Tar Heels getting defensive at Final Four
By Bret Strelow
SAN ANTONIO ó The blueprint is in place for North Carolina to emerge as the national champion at a Final Four filled with college basketball blue bloods.
The Tar Heels (36-2) face Kansas (35-3) tonight at 8:47 p.m. in the second semifinal at the Alamodome, and scoring plenty of points isn’t UNC’s top priority.
A healthy balance of efficient offense and stingy defense enabled the Jayhawks to roll through the regular season, win the Big 12 tournament title and survive a test from Davidson in the Midwest Regional final.
“It’s imperative for us to be the best defensive team here if we want to win this title,” UNC junior Marcus Ginyard said. “There’s no way you’re going to get to this point and win the national championship without being a great defensive team. One leads to the other.

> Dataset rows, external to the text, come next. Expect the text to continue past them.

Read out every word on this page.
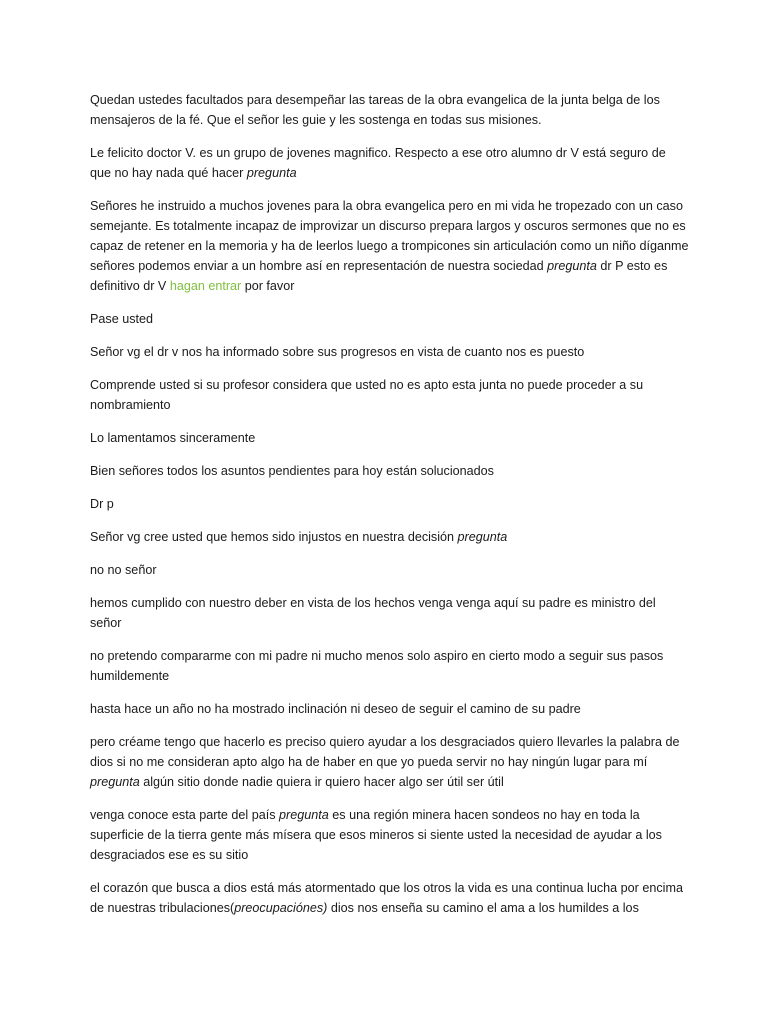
Quedan ustedes facultados para desempeñar las tareas de la obra evangelica de la junta belga de los mensajeros de la fé. Que el señor les guie y les sostenga en todas sus misiones.

Le felicito doctor V. es un grupo de jovenes magnifico. Respecto a ese otro alumno dr V está seguro de que no hay nada qué hacer pregunta

Señores he instruido a muchos jovenes para la obra evangelica pero en mi vida he tropezado con un caso semejante. Es totalmente incapaz de improvizar un discurso prepara largos y oscuros sermones que no es capaz de retener en la memoria y ha de leerlos luego a trompicones sin articulación como un niño díganme señores podemos enviar a un hombre así en representación de nuestra sociedad pregunta dr P esto es definitivo dr V hagan entrar por favor

Pase usted

Señor vg el dr v nos ha informado sobre sus progresos en vista de cuanto nos es puesto

Comprende usted si su profesor considera que usted no es apto esta junta no puede proceder a su nombramiento

Lo lamentamos sinceramente

Bien señores todos los asuntos pendientes para hoy están solucionados

Dr p

Señor vg cree usted que hemos sido injustos en nuestra decisión pregunta

no no señor

hemos cumplido con nuestro deber en vista de los hechos venga venga aquí su padre es ministro del señor

no pretendo compararme con mi padre ni mucho menos solo aspiro en cierto modo a seguir sus pasos humildemente

hasta hace un año no ha mostrado inclinación ni deseo de seguir el camino de su padre

pero créame tengo que hacerlo es preciso quiero ayudar a los desgraciados quiero llevarles la palabra de dios si no me consideran apto algo ha de haber en que yo pueda servir no hay ningún lugar para mí pregunta algún sitio donde nadie quiera ir quiero hacer algo ser útil ser útil

venga conoce esta parte del país pregunta es una región minera hacen sondeos no hay en toda la superficie de la tierra gente más mísera que esos mineros si siente usted la necesidad de ayudar a los desgraciados ese es su sitio

el corazón que busca a dios está más atormentado que los otros la vida es una continua lucha por encima de nuestras tribulaciones(preocupaciónes) dios nos enseña su camino el ama a los humildes a los
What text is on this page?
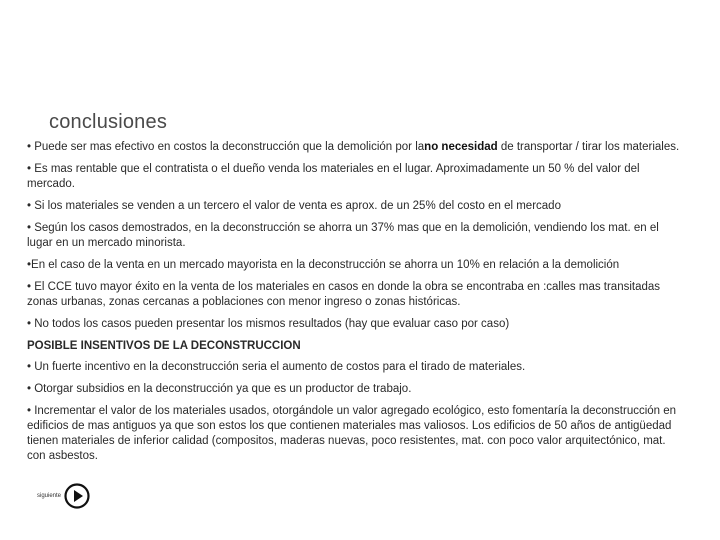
conclusiones

• Puede ser mas efectivo en costos la deconstrucción que la demolición por lano necesidad de transportar / tirar los materiales.

• Es mas rentable que el contratista o el dueño venda los materiales en el lugar. Aproximadamente un 50 % del valor del mercado.

• Si los materiales se venden a un tercero el valor de venta es aprox. de un 25% del costo en el mercado

• Según los casos demostrados, en la deconstrucción se ahorra un 37% mas que en la demolición, vendiendo los mat. en el lugar en un mercado minorista.

•En el caso de la venta en un mercado mayorista en la deconstrucción se ahorra un 10% en relación a la demolición

• El CCE tuvo mayor éxito en la venta de los materiales en casos en donde la obra se encontraba en :calles mas transitadas zonas urbanas, zonas cercanas a poblaciones con menor ingreso o zonas históricas.

• No todos los casos pueden presentar los mismos resultados (hay que evaluar caso por caso)

POSIBLE INSENTIVOS DE LA DECONSTRUCCION

• Un fuerte incentivo en la deconstrucción seria el aumento de costos para el tirado de materiales.

• Otorgar subsidios en la deconstrucción ya que es un productor de trabajo.

• Incrementar el valor de los materiales usados, otorgándole un valor agregado ecológico, esto fomentaría la deconstrucción en edificios de mas antiguos ya que son estos los que contienen materiales mas valiosos. Los edificios de 50 años de antigüedad tienen materiales de inferior calidad (compositos, maderas nuevas, poco resistentes, mat. con poco valor arquitectónico, mat. con asbestos.

siguiente
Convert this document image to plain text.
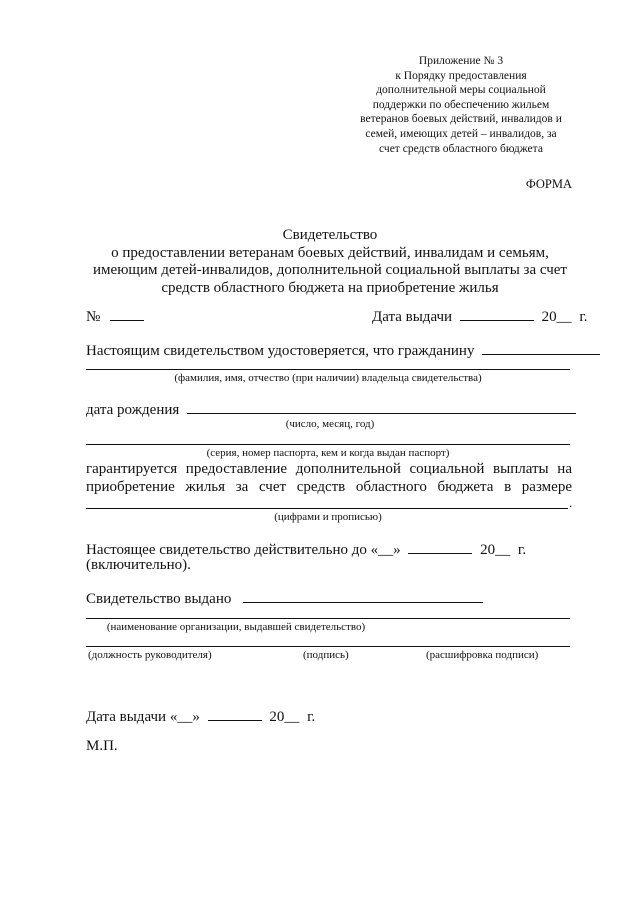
Приложение № 3
к Порядку предоставления
дополнительной меры социальной
поддержки по обеспечению жильем
ветеранов боевых действий, инвалидов и
семей, имеющих детей – инвалидов, за
счет средств областного бюджета
ФОРМА
Свидетельство
о предоставлении ветеранам боевых действий, инвалидам и семьям,
имеющим детей-инвалидов, дополнительной социальной выплаты за счет
средств областного бюджета на приобретение жилья
№	Дата выдачи	20__ г.
Настоящим свидетельством удостоверяется, что гражданину
(фамилия, имя, отчество (при наличии) владельца свидетельства)
дата рождения
(число, месяц, год)
(серия, номер паспорта, кем и когда выдан паспорт)
гарантируется предоставление дополнительной социальной выплаты на
приобретение жилья за счет средств областного бюджета в размере
.
(цифрами и прописью)
Настоящее свидетельство действительно до «__»	20__ г.
(включительно).
Свидетельство выдано
(наименование организации, выдавшей свидетельство)
(должность руководителя)	(подпись)	(расшифровка подписи)
Дата выдачи «__»	20__ г.
М.П.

“We’re either going to play at 100 percent on defense or we’re going to go home.”
The Tar Heels used that formula to win the title in 2005.
A team with offensive standouts Sean May, Raymond Felton and Rashad McCants buckled down at the Final Four, holding both Michigan State and Illinois to less than 40-percent shooting.
The Spartans shot 29.4 percent in the second half of their semifinal loss to UNC, and Illinois shot 27 percent in the first 20 minutes of the championship game.
North Carolina’s opponents shot less than 37 percent in four of six halves through three rounds of this year’s NCAA tournament, and the Tar Heels struggled to put away Louisville before earning a spot opposite the Jayhawks.
“The four teams that are here right now, Kansas and UCLA, are fantastic defensively,” UNC coach Roy Williams said. “They just undress you. Memphis plays so hard and athletically. They block a lot of shots, and they intimidate you around the basket.
“We’re somewhere in between those. We haven’t done it exactly like we wanted to by any means.”
Kansas ranks third nationally in field-goal percentage (50.7) and field-goal percentage defense (37.9).
Four players average at least nine points per game, led by 6-foot-6 junior Brandon Rush at 13.1. Russell Robinson, Mario Chalmers and reserve Sherron Collins are part of a formidable backcourt, while Darnell Jackson, Darrell Arthur and 6-foot-11 reserve Sasha Kaun play in the paint.
No one from Kansas made the All-Big 12 first team, but six different players have scored at least 20 points in a game for the Jayhawks this season.
“Kansas presents more problems for us than anybody we’ve faced all year by far,” Williams said. “The problems that they pose for us is that we really have to play our best defensive game of the year, and it’s not focused on just one guy.”
The Tar Heels are more successful when a perimeter threat takes some of the pressure off forward Tyler Hansbrough.
Wayne Ellington and Danny Green shot a combined 14-for-53 in UNC’s two losses, and they were 0-for-7 from the field in the second half against Louisville.
Hansbrough, recognized Friday as the national player of the year by The Associated Press, bailed out North Carolina by scoring 20 of his 28 points after the break.
Kansas State freshman Michael Beasley, Hansbrough’s biggest competition on the awards circuit, had 64 points in two games against the Jayhawks.
“Michael scores in more ways,” Kansas coach Bill Self said. “He was 8 of 11 from 3 against us. If Tyler goes 8 of 11 tomorrow, we’ve got some serious issues.”